Niet de schrijver, de lezer moet fantasie hebben.
(Harry Mulisch)

woensdag 23 maart 2011

Fabeldier in functie (Frans van Hout)

pas·ti·che [pastiesj(e)] de; m -s werkstuk in nabootsende stijl

Naast de ingang van het ziekenhuis bewateren dronken werklui de struiken.
Als ik passeer geven ze de welvaart van alles de schuld,
En mij, godbetert.
Dat vraagt om een gebaar, want één van die mannen is mijn vader.
Ik bied ze een nier, ze willen sigaretten.
Een nier kan ik missen, sigaretten niet - alsof mijn vader dat niet weet,
Ik heb zijn lichaam geërfd.

De dokter roert het soepje dat hij voor me kookt.
Dubbelgetrokken bouillon kan je redden,
Of anders die vette, bruine pillen, met hun nasmaak van kolenstook,
Waar je pik van verschrompelt.
Het is hem om het even,
Als ik maar weet dat de soep ambachtelijk is.
Er zitten paddenstoelen in en de teennagels van de vorig patiënt.
Er hadden spinnen in kunnen zitten, of overreden kat,
Dat was hetzelfde geweest,
Maar vorige patiënten zijn er hier in overvloed,
En als de dokter zegt dat ie nagels nodig heeft,
Omdat die levens redden,
Dan zijn er maar weinigen die hem tegenspreken.
Dus waarom verder zoeken,
Als het toch maar gaat om de walging,
Bron van geneeskunst.
Wie niet meer walgt, wordt doodverklaard,
Waaruit volgt dat je alleen walgend midden in het leven staat,
Dát zijn de regels van het huis,
Het is een theorie, niet slechter dan een andere.

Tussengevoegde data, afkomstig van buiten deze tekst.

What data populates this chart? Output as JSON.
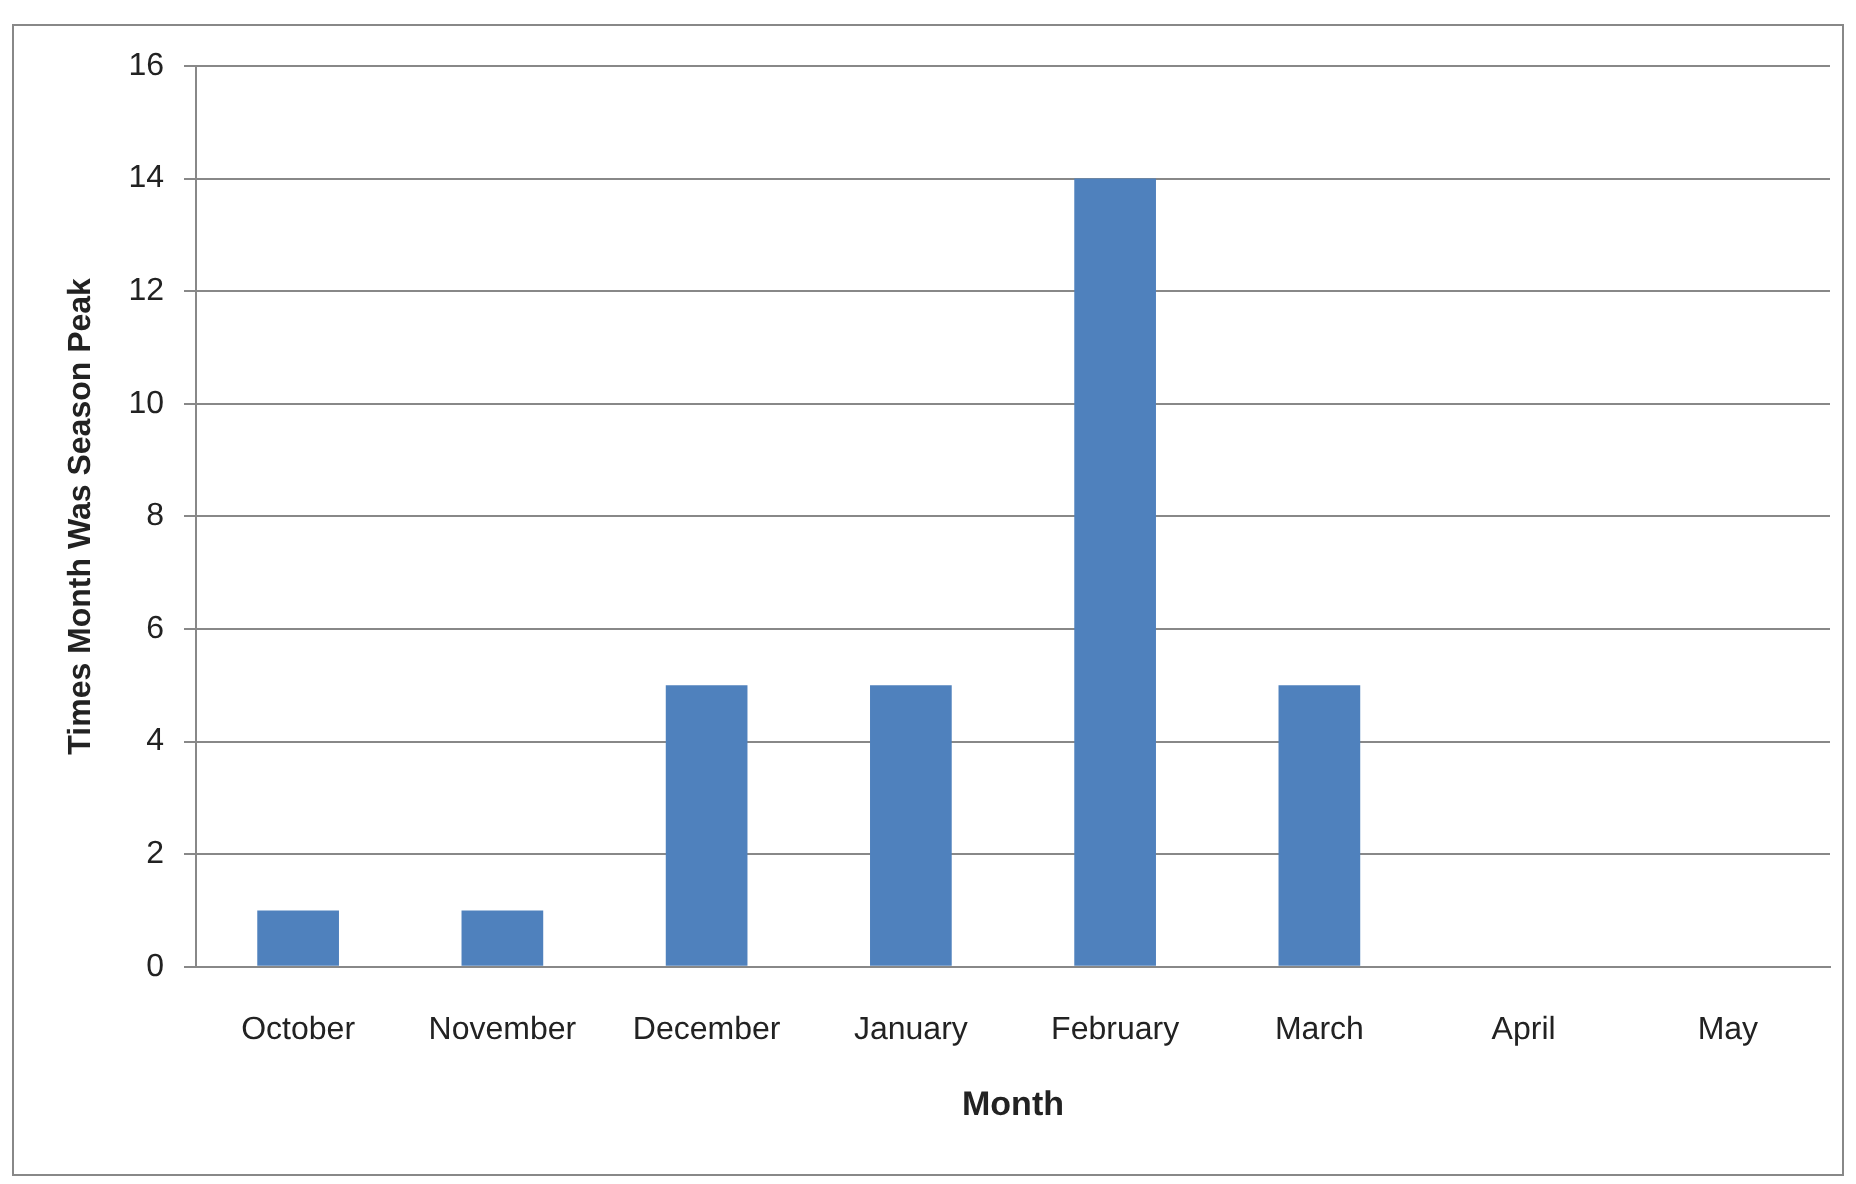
{
  "chart_data": {
    "type": "bar",
    "xlabel": "Month",
    "ylabel": "Times Month Was Season Peak",
    "categories": [
      "October",
      "November",
      "December",
      "January",
      "February",
      "March",
      "April",
      "May"
    ],
    "values": [
      1,
      1,
      5,
      5,
      14,
      5,
      0,
      0
    ],
    "color": "#4f81bd",
    "ylim": [
      0,
      16
    ],
    "yticks": [
      0,
      2,
      4,
      6,
      8,
      10,
      12,
      14,
      16
    ],
    "grid": "y",
    "legend": false
  }
}
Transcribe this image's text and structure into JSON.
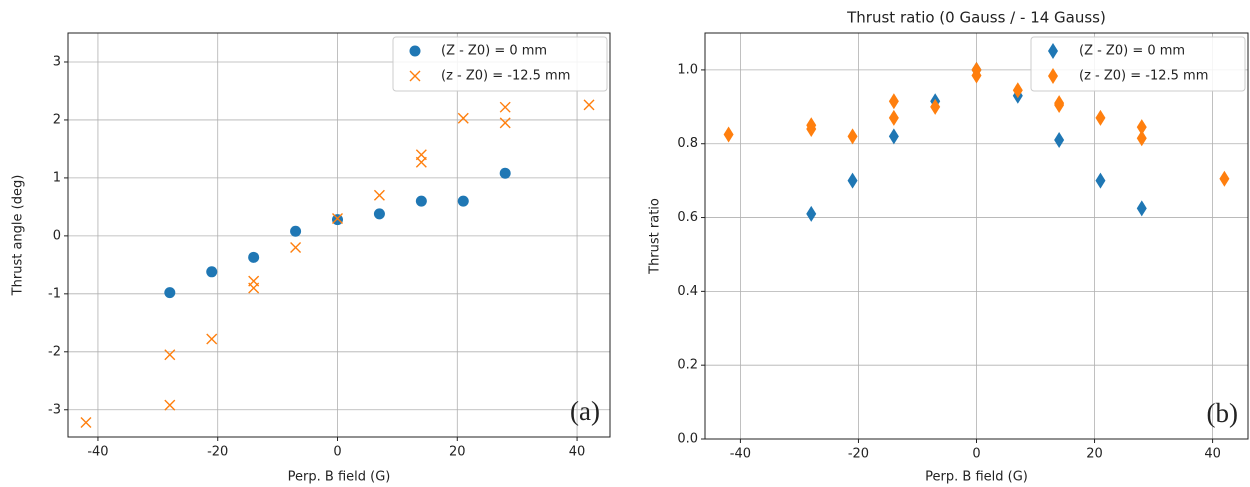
{
  "chart_data": [
    {
      "type": "scatter",
      "xlabel": "Perp. B field (G)",
      "ylabel": "Thrust angle (deg)",
      "annotation": "(a)",
      "xlim": [
        -45,
        45.5
      ],
      "ylim": [
        -3.47,
        3.5
      ],
      "xticks": [
        -40,
        -20,
        0,
        20,
        40
      ],
      "yticks": [
        -3,
        -2,
        -1,
        0,
        1,
        2,
        3
      ],
      "grid": true,
      "legend": "upper right",
      "series": [
        {
          "name": "(Z - Z0) = 0 mm",
          "color": "#1f77b4",
          "marker": "o",
          "x": [
            -28,
            -21,
            -14,
            -7,
            0,
            7,
            14,
            21,
            28
          ],
          "values": [
            -0.98,
            -0.62,
            -0.37,
            0.08,
            0.28,
            0.38,
            0.6,
            0.6,
            1.08
          ]
        },
        {
          "name": "(z - Z0) = -12.5 mm",
          "color": "#ff7f0e",
          "marker": "x",
          "x": [
            -42,
            -28,
            -28,
            -21,
            -14,
            -14,
            -7,
            0,
            7,
            14,
            14,
            21,
            28,
            28,
            42
          ],
          "values": [
            -3.22,
            -2.05,
            -2.92,
            -1.78,
            -0.78,
            -0.9,
            -0.2,
            0.3,
            0.7,
            1.4,
            1.27,
            2.03,
            2.22,
            1.95,
            2.26
          ]
        }
      ]
    },
    {
      "type": "scatter",
      "title": "Thrust ratio (0 Gauss / - 14 Gauss)",
      "xlabel": "Perp. B field (G)",
      "ylabel": "Thrust ratio",
      "annotation": "(b)",
      "xlim": [
        -46,
        46
      ],
      "ylim": [
        0,
        1.1
      ],
      "xticks": [
        -40,
        -20,
        0,
        20,
        40
      ],
      "yticks": [
        {
          "value": 0,
          "label": "0.0"
        },
        0.2,
        0.4,
        0.6,
        0.8,
        {
          "value": 1,
          "label": "1.0"
        }
      ],
      "grid": true,
      "legend": "upper right",
      "series": [
        {
          "name": "(Z - Z0) = 0 mm",
          "color": "#1f77b4",
          "marker": "d",
          "x": [
            -28,
            -21,
            -14,
            -7,
            0,
            7,
            14,
            21,
            28
          ],
          "values": [
            0.61,
            0.7,
            0.82,
            0.915,
            1.0,
            0.93,
            0.81,
            0.7,
            0.625
          ]
        },
        {
          "name": "(z - Z0) = -12.5 mm",
          "color": "#ff7f0e",
          "marker": "d",
          "x": [
            -42,
            -28,
            -28,
            -21,
            -14,
            -14,
            -7,
            0,
            0,
            7,
            14,
            14,
            21,
            28,
            28,
            42
          ],
          "values": [
            0.825,
            0.85,
            0.84,
            0.82,
            0.915,
            0.87,
            0.9,
            1.0,
            0.985,
            0.945,
            0.91,
            0.905,
            0.87,
            0.845,
            0.815,
            0.705
          ]
        }
      ]
    }
  ]
}
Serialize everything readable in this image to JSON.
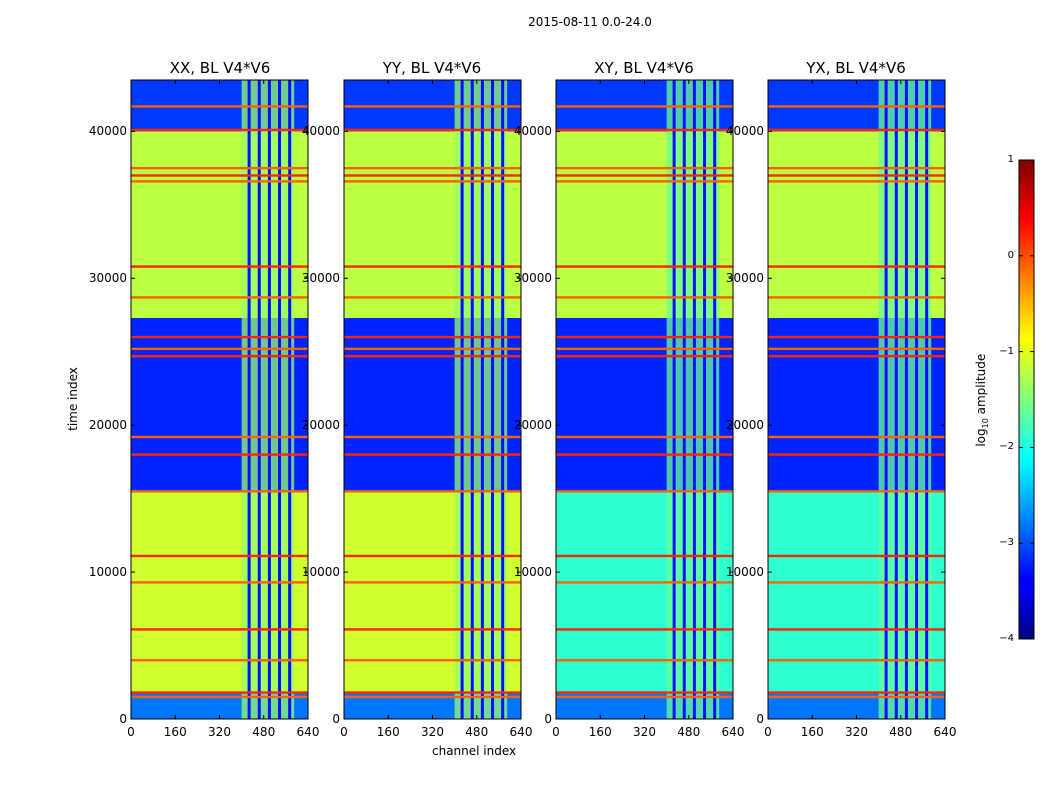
{
  "figure": {
    "suptitle": "2015-08-11 0.0-24.0",
    "ylabel": "time index",
    "xlabel": "channel index",
    "colorbar_label_prefix": "log",
    "colorbar_label_sub": "10",
    "colorbar_label_suffix": " amplitude"
  },
  "chart_data": {
    "type": "heatmap",
    "colormap": "jet",
    "panels": [
      {
        "title": "XX, BL V4*V6",
        "bright": true
      },
      {
        "title": "YY, BL V4*V6",
        "bright": true
      },
      {
        "title": "XY, BL V4*V6",
        "bright": false
      },
      {
        "title": "YX, BL V4*V6",
        "bright": false
      }
    ],
    "x": {
      "label": "channel index",
      "range": [
        0,
        640
      ],
      "ticks": [
        0,
        160,
        320,
        480,
        640
      ],
      "tick_labels": [
        "0",
        "160",
        "320",
        "480",
        "640"
      ]
    },
    "y": {
      "label": "time index",
      "range": [
        0,
        43500
      ],
      "ticks": [
        0,
        10000,
        20000,
        30000,
        40000
      ],
      "tick_labels": [
        "0",
        "10000",
        "20000",
        "30000",
        "40000"
      ]
    },
    "colorbar": {
      "range": [
        -4,
        1
      ],
      "ticks": [
        1,
        0,
        -1,
        -2,
        -3,
        -4
      ],
      "tick_labels": [
        "1",
        "0",
        "−1",
        "−2",
        "−3",
        "−4"
      ]
    },
    "regions_time": [
      {
        "from": 0,
        "to": 1800,
        "level": -2.8
      },
      {
        "from": 1800,
        "to": 15500,
        "level_bright": -1.1,
        "level_dim": -1.9
      },
      {
        "from": 15500,
        "to": 27300,
        "level": -3.2
      },
      {
        "from": 27300,
        "to": 40000,
        "level": -1.2
      },
      {
        "from": 40000,
        "to": 43500,
        "level": -3.1
      }
    ],
    "rfi_channel_band": [
      400,
      590
    ],
    "rfi_lines_time": [
      1500,
      1800,
      4000,
      6100,
      9300,
      11100,
      15500,
      18000,
      19200,
      24700,
      25200,
      26000,
      28700,
      30800,
      36600,
      37000,
      37500,
      40100,
      41700
    ]
  }
}
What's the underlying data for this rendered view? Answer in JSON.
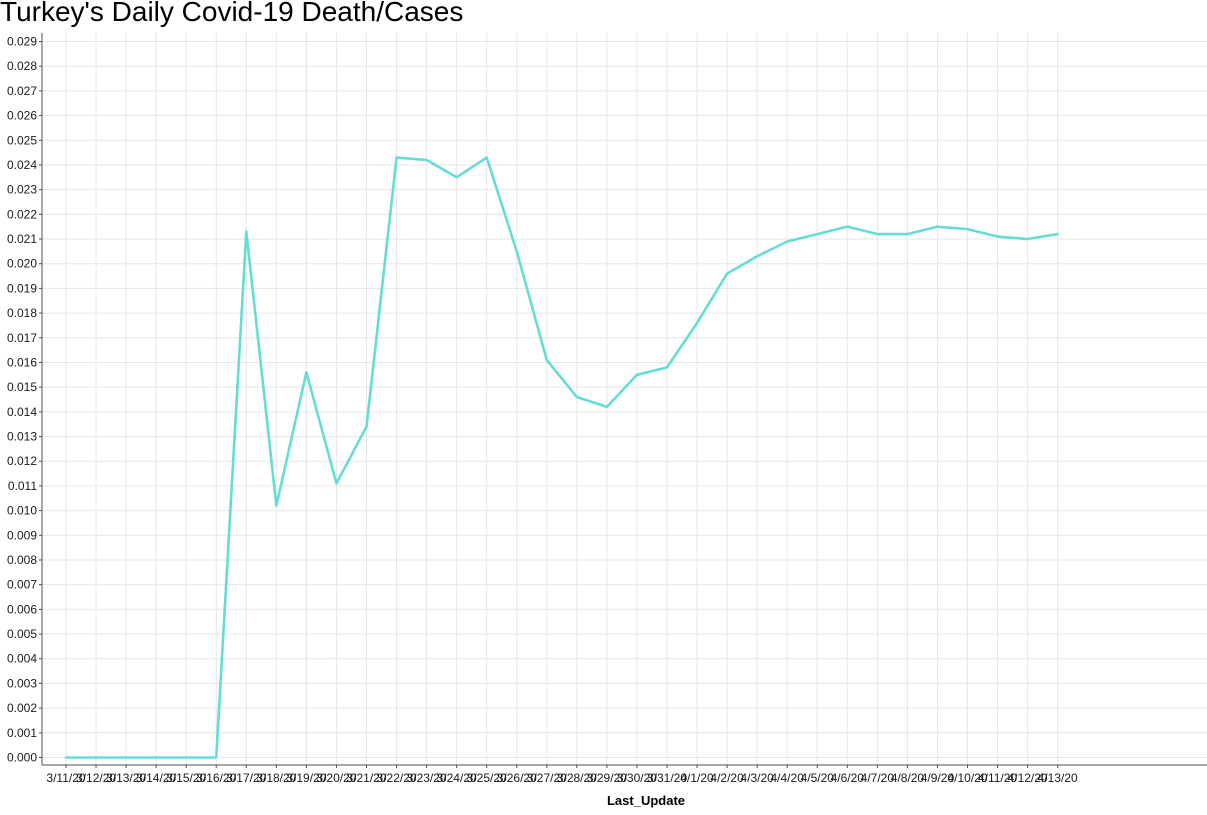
{
  "chart_data": {
    "type": "line",
    "title": "Turkey's Daily Covid-19 Death/Cases",
    "xlabel": "Last_Update",
    "ylabel": "",
    "ylim": [
      0.0,
      0.029
    ],
    "yticks": [
      "0.000",
      "0.001",
      "0.002",
      "0.003",
      "0.004",
      "0.005",
      "0.006",
      "0.007",
      "0.008",
      "0.009",
      "0.010",
      "0.011",
      "0.012",
      "0.013",
      "0.014",
      "0.015",
      "0.016",
      "0.017",
      "0.018",
      "0.019",
      "0.020",
      "0.021",
      "0.022",
      "0.023",
      "0.024",
      "0.025",
      "0.026",
      "0.027",
      "0.028",
      "0.029"
    ],
    "grid": true,
    "legend": "none",
    "line_color": "#66ddd3",
    "x": [
      "3/11/20",
      "3/12/20",
      "3/13/20",
      "3/14/20",
      "3/15/20",
      "3/16/20",
      "3/17/20",
      "3/18/20",
      "3/19/20",
      "3/20/20",
      "3/21/20",
      "3/22/20",
      "3/23/20",
      "3/24/20",
      "3/25/20",
      "3/26/20",
      "3/27/20",
      "3/28/20",
      "3/29/20",
      "3/30/20",
      "3/31/20",
      "4/1/20",
      "4/2/20",
      "4/3/20",
      "4/4/20",
      "4/5/20",
      "4/6/20",
      "4/7/20",
      "4/8/20",
      "4/9/20",
      "4/10/20",
      "4/11/20",
      "4/12/20",
      "4/13/20"
    ],
    "series": [
      {
        "values": [
          0.0,
          0.0,
          0.0,
          0.0,
          0.0,
          0.0,
          0.0213,
          0.0102,
          0.0156,
          0.0111,
          0.0134,
          0.0243,
          0.0242,
          0.0235,
          0.0243,
          0.0205,
          0.0161,
          0.0146,
          0.0142,
          0.0155,
          0.0158,
          0.0176,
          0.0196,
          0.0203,
          0.0209,
          0.0212,
          0.0215,
          0.0212,
          0.0212,
          0.0215,
          0.0214,
          0.0211,
          0.021,
          0.0212
        ]
      }
    ]
  }
}
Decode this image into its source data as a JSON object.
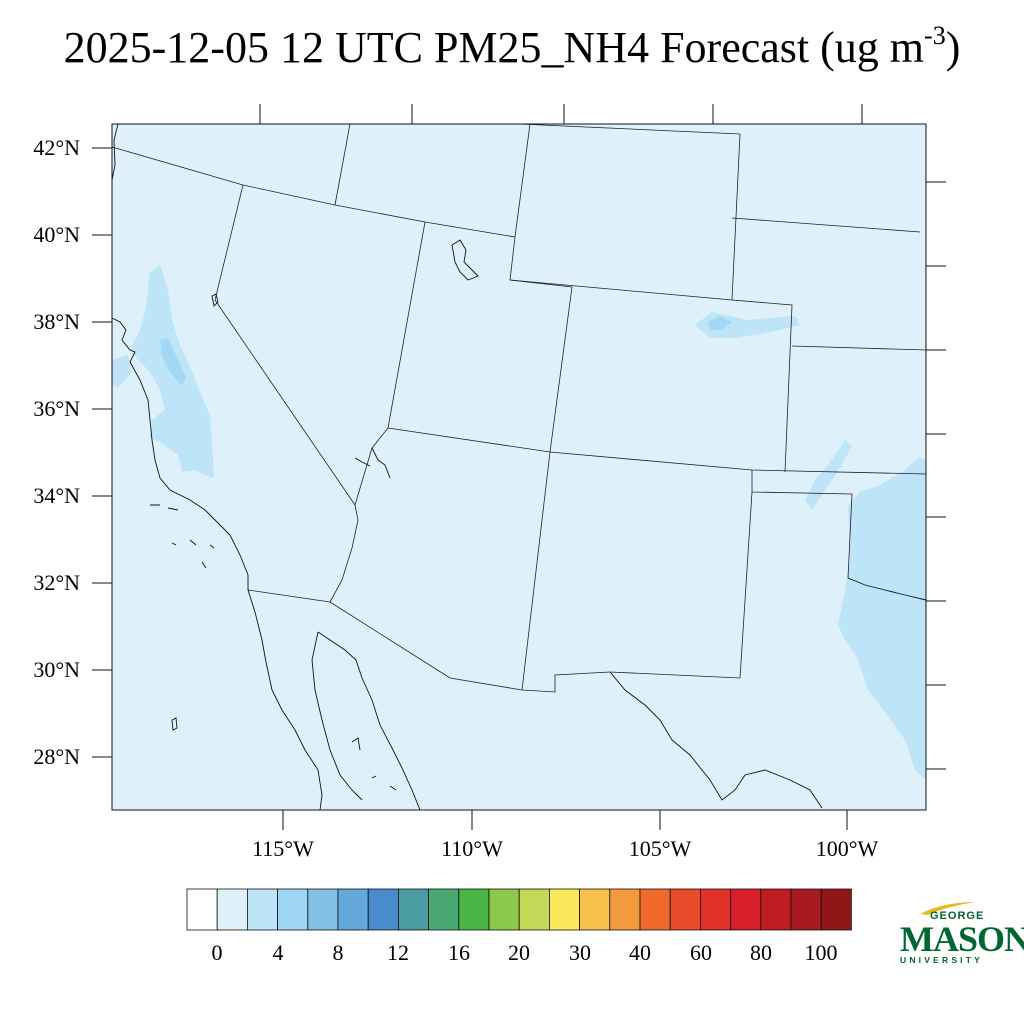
{
  "title": {
    "main": "2025-12-05 12 UTC PM25_NH4 Forecast (ug m",
    "exponent": "-3",
    "close": ")"
  },
  "map": {
    "lat_labels": [
      "42°N",
      "40°N",
      "38°N",
      "36°N",
      "34°N",
      "32°N",
      "30°N",
      "28°N"
    ],
    "lon_labels": [
      "115°W",
      "110°W",
      "105°W",
      "100°W"
    ],
    "background_color": "#def1fb",
    "region": "Southwestern United States and northern Mexico"
  },
  "colorbar": {
    "labels": [
      "0",
      "4",
      "8",
      "12",
      "16",
      "20",
      "30",
      "40",
      "60",
      "80",
      "100"
    ],
    "colors": [
      "#ffffff",
      "#def1fb",
      "#bde5f7",
      "#9fd6f3",
      "#82c0e8",
      "#65a8dc",
      "#4a8ccb",
      "#4a9ca0",
      "#4aa874",
      "#4ab444",
      "#8cc84a",
      "#c4d858",
      "#f8e85a",
      "#f8c04c",
      "#f49a3e",
      "#f06a2e",
      "#e84c2c",
      "#e03228",
      "#d81e28",
      "#c01c24",
      "#a81a22",
      "#901618"
    ]
  },
  "logo": {
    "top": "GEORGE",
    "middle": "MASON",
    "bottom": "UNIVERSITY"
  }
}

De dokter heeft opgelet bij de lessen sociale vaardigheid.
De Feestcommissie, babbelt hij, heeft een fabeldier geprogrammeerd,
Dat geestverruimende, grensverleggende gedichten leest,
Het kan wel wat voor jou zijn.
Ik hoor hem wel, maar kan het idee niet vasthouden,
Want de soep smaakt naar mijn moeder,
Dus ik ben ten dode opgeschreven.
Ik heb haar recepten geërfd.

Frans van Hout (°1961) werkt voor het grootkapitaal en schrijft uit plezier om geheel gelegitimeerd te kunnen liegen dat hij luizen heeft, of juist heel veel geld, of dat hij een valse hond de baas
kan of ooit ongelukkig getrouwd was met een vrouw met een doorlopende
bloedneus. Hij publiceert af en toe op poëziewebsites zoals kratakau.nl.

9 opmerkingen:

Chrétien Breukers zei

Maar... dit is... dit is... ja wacht even... eh... ja ik weet het, denk ik.

Omer Minnebo zei

Ik weet het ook!
Knappe tekst.
Vriendelijke groeten,
Omer 'de oude kruisboogschutter' Minnebo

Anoniem zei

O ja! Klopt! Nu weet ik het ook!

Anoniem zei

Ach ja ... hoe had ik er niet eerder aan gedacht.
Die geestverruimende, grensverleggende woorden zijn zooo herkenbaar.

Luc zei

Kader Abdolah!

EFCE zei

@Chrétien – Een poëzie-publicist met twijfels! Dat siert je.

@Omer – dank je, fijn om dat van jou te horen

@Luc - jij wint alvast de originaliteitsprijs! – een versgewaxte opplaksnor, af te halen bij de beter gesorteerde fopwinkel.

Groeten, Frans

Luc zei

Hij staat me niet zo goed.

http://www.flickr.com/photos/90901507@N00/3911170971/

EFCE zei

Hmm, nee, je hebt gelijk, het is een treurig gezicht. Breng maar terug. Wel oppassen onderweg, voor je het weet eindig je als bontmuts.

EFCE zei

Voor mij, bijvoorbeeld, was het tien over twee op een zondagmiddag in februari. En eigenlijk wist ik het op dat moment bijna zeker: iedereen die voor het eerst Delphine Lecompte leest, zal nog precies weten op welk uur en op welke dag dat was. Ik had heel even het gevoel dat iemand de pincode van mijn hersens had gekraakt en er met mijn geheimtaal vandoor was gegaan om er haar totaal eigen spel mee te gaan spelen. Een korte, maar heftige ervaring, die je als lezer maar zelden treft. Dat die verder geen enkel raakvlak met de werkelijkheid heeft, doet daar niets aan af. Het maken van de pastiche op haar werk was voor mij een spel met dat gegeven.